Brésil

Déclin du bolsonarisme et percée du PSOL

Le 29 novembre dernier était un jour sombre pour l’extrême droite brésilienne. Les résultats des élections municipales indiquent un bolsonarisme en déclin et une gauche radicale renforcée. Entretien avec Israel Dutra, secrétaire des relations internationales du Parti Socialisme et Liberté (PSOL).

Edmilson Rodrigues, candidat du PSOL lors de sa campagne victorieuse à la mairie de Belém
Edmilson Rodrigues, candidat du PSOL lors de sa campagne victorieuse à la mairie de Belém

Quel bilan tirez-vous de ces élections municipales ?

Elles ont été une grande victoire pour le PSOL, avec des campagnes qui ont fait le pari de la radicalité dans le programme et dans la lutte contre l’extrême droite bolsonariste. La campagne s’est démarquée par des candidatures de femmes, de personnes noires et trans, qui ont pris une place inédite dans la politique institutionnelle brésilienne. Nous avons obtenu des succès dans des villes importantes, comme à São Paulo avec l’arrivée au 2e tour de Guilherme Boulos, et à Belém, où nous avons gagné la mairie d’une métropole avec Edmilson Rodrigues. Nous avons fait élire 88 conseiller·ère·s municipaux·ales dans tout le pays, en plus de la mairie de Belém et d’autres plus petites villes. Tout cela a confirmé que le PSOL est le principal parti de la gauche brésilienne.

C’était aussi une défaite pour Bolsonaro et l’extrême droite, qui n’ont pas réussi à faire élire la majorité des candidat·e·s qu’ils ont soutenus. C’était aussi un échec pour les partis de la gauche traditionnelle comme le Parti des Travailleurs (PT) et le Parti Communiste (PcdoB), qui ont perdu passablement d’espace.

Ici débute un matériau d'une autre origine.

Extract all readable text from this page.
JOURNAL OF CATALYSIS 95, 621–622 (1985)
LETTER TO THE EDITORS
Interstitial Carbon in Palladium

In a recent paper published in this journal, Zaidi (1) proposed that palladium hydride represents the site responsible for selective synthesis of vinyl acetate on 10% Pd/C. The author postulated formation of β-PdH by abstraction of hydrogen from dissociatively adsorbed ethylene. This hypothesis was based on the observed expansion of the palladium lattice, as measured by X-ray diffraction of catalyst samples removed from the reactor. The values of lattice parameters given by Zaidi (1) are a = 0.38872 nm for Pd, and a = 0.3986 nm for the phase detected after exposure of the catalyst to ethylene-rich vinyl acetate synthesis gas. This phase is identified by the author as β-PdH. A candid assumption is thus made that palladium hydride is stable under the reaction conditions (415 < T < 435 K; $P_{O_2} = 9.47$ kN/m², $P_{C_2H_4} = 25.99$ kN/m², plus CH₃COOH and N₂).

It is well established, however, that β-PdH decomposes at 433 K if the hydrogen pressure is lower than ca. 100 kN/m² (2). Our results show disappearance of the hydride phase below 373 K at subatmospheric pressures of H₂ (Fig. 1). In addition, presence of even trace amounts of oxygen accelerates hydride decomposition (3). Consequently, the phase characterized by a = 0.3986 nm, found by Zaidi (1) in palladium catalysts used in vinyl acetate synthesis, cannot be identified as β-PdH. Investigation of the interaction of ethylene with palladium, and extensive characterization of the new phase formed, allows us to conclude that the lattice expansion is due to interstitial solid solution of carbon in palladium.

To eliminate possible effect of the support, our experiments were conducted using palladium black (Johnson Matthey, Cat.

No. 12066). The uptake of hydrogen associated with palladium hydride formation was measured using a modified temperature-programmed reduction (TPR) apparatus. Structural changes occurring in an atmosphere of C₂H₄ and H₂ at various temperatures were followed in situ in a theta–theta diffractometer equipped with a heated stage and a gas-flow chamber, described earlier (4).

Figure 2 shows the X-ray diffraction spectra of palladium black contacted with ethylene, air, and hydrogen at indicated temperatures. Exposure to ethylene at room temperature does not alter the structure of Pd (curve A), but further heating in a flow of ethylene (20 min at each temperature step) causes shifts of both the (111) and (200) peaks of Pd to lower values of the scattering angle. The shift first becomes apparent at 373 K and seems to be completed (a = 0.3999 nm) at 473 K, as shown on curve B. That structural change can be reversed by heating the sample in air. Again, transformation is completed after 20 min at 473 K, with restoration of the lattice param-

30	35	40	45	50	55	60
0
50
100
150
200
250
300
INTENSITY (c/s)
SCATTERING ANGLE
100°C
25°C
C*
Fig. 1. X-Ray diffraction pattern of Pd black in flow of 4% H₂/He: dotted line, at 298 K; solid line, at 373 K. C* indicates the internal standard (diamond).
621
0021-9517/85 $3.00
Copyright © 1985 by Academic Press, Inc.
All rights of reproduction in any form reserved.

Cet espace perdu par le bolsonarisme et par ces partis de gauche a été majoritairement occupé par la droite traditionnelle, ce qui reflète la force des machines électorales dans différentes localités du pays. Pour moi, cela cache deux mouvements : d’un côté, une institutionnalisation du bolsonarisme et un mouvement en direction de la droite institutionnelle et, de l’autre, une radicalisation politique vers la gauche démontrée par la percée du PSOL. Ces résultats ont aussi été très influencés par une nouvelle situation politique dans le continent. L’Amérique latine et les États-Unis ont connu des processus de luttes intenses dans les rues en réponse à l’avancée internationale de l’extrême droite, qui ont influencé politiquement le Brésil. Les résultats électoraux au Brésil sont le reflet d’un processus de polarisation politique international profond.

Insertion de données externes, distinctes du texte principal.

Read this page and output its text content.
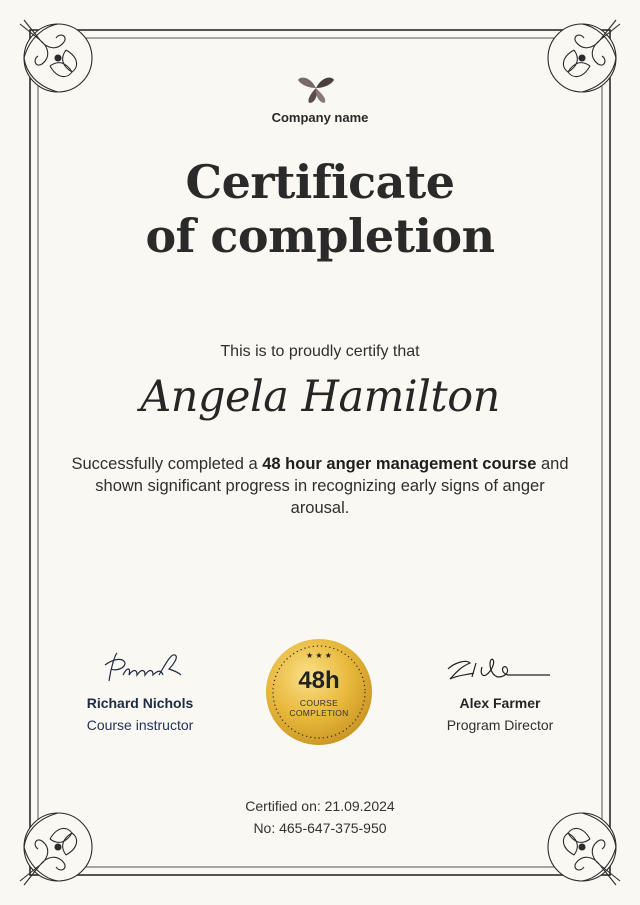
Company name
Certificate
of completion
This is to proudly certify that
Angela Hamilton
Successfully completed a 48 hour anger management course and shown significant progress in recognizing early signs of anger arousal.
Richard Nichols
Course instructor
★ ★ ★
48h
COURSE
COMPLETION
Alex Farmer
Program Director
Certified on: 21.09.2024
No: 465-647-375-950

Quel a été l’impact de ces élections pour la configuration de la gauche brésilienne ?

Pour nous, du PSOL, c’était une grande victoire, un changement qualitatif pour le parti, qui n’est plus vu comme un petit parti, mais devient l’une des principales forces politiques du pays, avec une position idéologique très solide et des figures très représentatives des luttes sociales. D’un autre côté, les partis de la gauche et du centre-gauche traditionnels ont connu des défaites significatives. Le PT, qui est encore le plus grand parti de gauche du pays, n’a fait élire aucun·e maire dans les capitales, et le PcdoB a perdu la moitié des mairies qu’il contrôlait

Ceci est probablement le reflet des décennies d’adaptation de ces partis à l’institutionnalisme, aux compromis passés avec la bourgeoisie corrompue, qui font aujourd’hui payer un prix à la population. Néanmoins, il est également important de noter que le PSOL est encore bien plus faible que ces partis au niveau électoral, et a un long chemin à parcourir en tant qu’alternative indépendante.

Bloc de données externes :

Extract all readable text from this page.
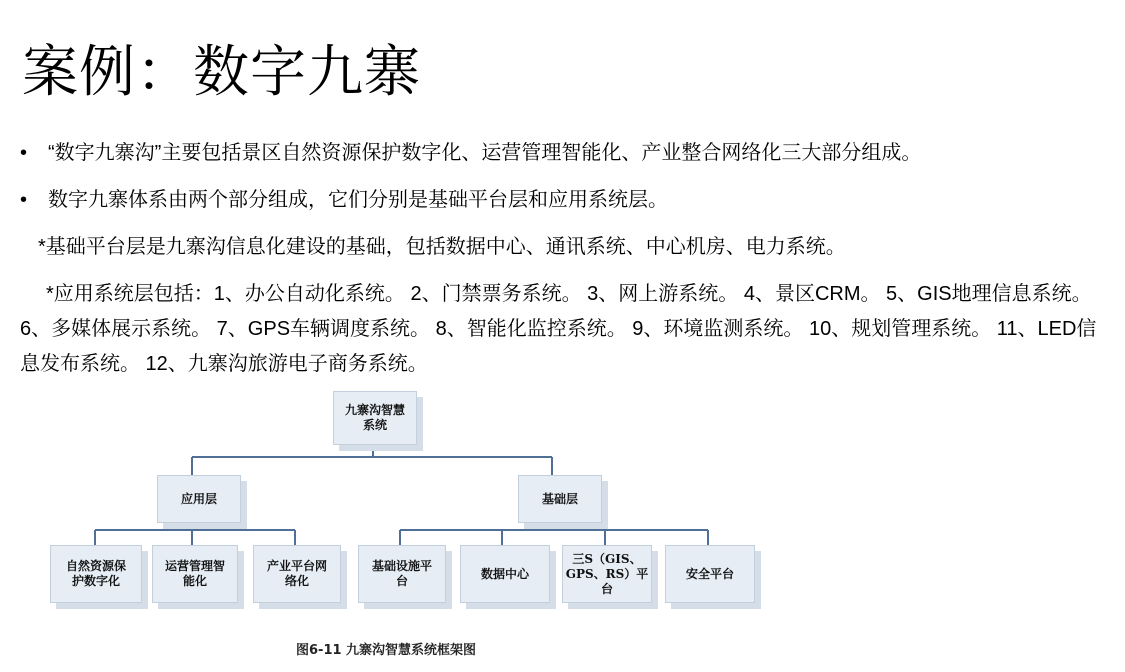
案例：数字九寨
• “数字九寨沟”主要包括景区自然资源保护数字化、运营管理智能化、产业整合网络化三大部分组成。
• 数字九寨体系由两个部分组成，它们分别是基础平台层和应用系统层。
*基础平台层是九寨沟信息化建设的基础，包括数据中心、通讯系统、中心机房、电力系统。
*应用系统层包括：1、办公自动化系统。 2、门禁票务系统。 3、网上游系统。 4、景区CRM。 5、GIS地理信息系统。 6、多媒体展示系统。 7、GPS车辆调度系统。 8、智能化监控系统。 9、环境监测系统。 10、规划管理系统。 11、LED信息发布系统。 12、九寨沟旅游电子商务系统。
九寨沟智慧
系统
应用层	基础层
自然资源保
护数字化
运营管理智
能化
产业平台网
络化
基础设施平
台
数据中心
三S（GIS、
GPS、RS）平
台
安全平台
图6-11 九寨沟智慧系统框架图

Quelles sont les prochaines étapes ?

Cette victoire nous a beaucoup encouragé·e·s, mais nous ne pouvons pas oublier que nous vivons dans contexte très dangereux au Brésil, avec un gouvernement d’extrême droite dirigé par un président visiblement fasciste qui intensifie la crise du coronavirus par son négationnisme scientifique, tout comme en ce qui concerne la question environnementale ou les violences racistes. Jair Bolsonaro est un dirigeant criminel et toutes nos forces, dans les deux prochaines années, doivent être consacrées à le vaincre.

C’est pourquoi, la prochaine étape sera de combiner l’affirmation du programme du PSOL dans les luttes économiques et démocratiques avec une unité large de toute la gauche, le centre-gauche et même les secteurs non-­autoritaires de la bourgeoisie, pour vaincre le danger fasciste. La jonction d’un programme politique solide avec une tactique d’unité d’action large contre le bolsonarisme est un processus clé pour la défaite de Bolsonaro parmi le peuple, et la classe ouvrière en général. C’est dans cette perspective que nous construisons le PSOL quotidiennement.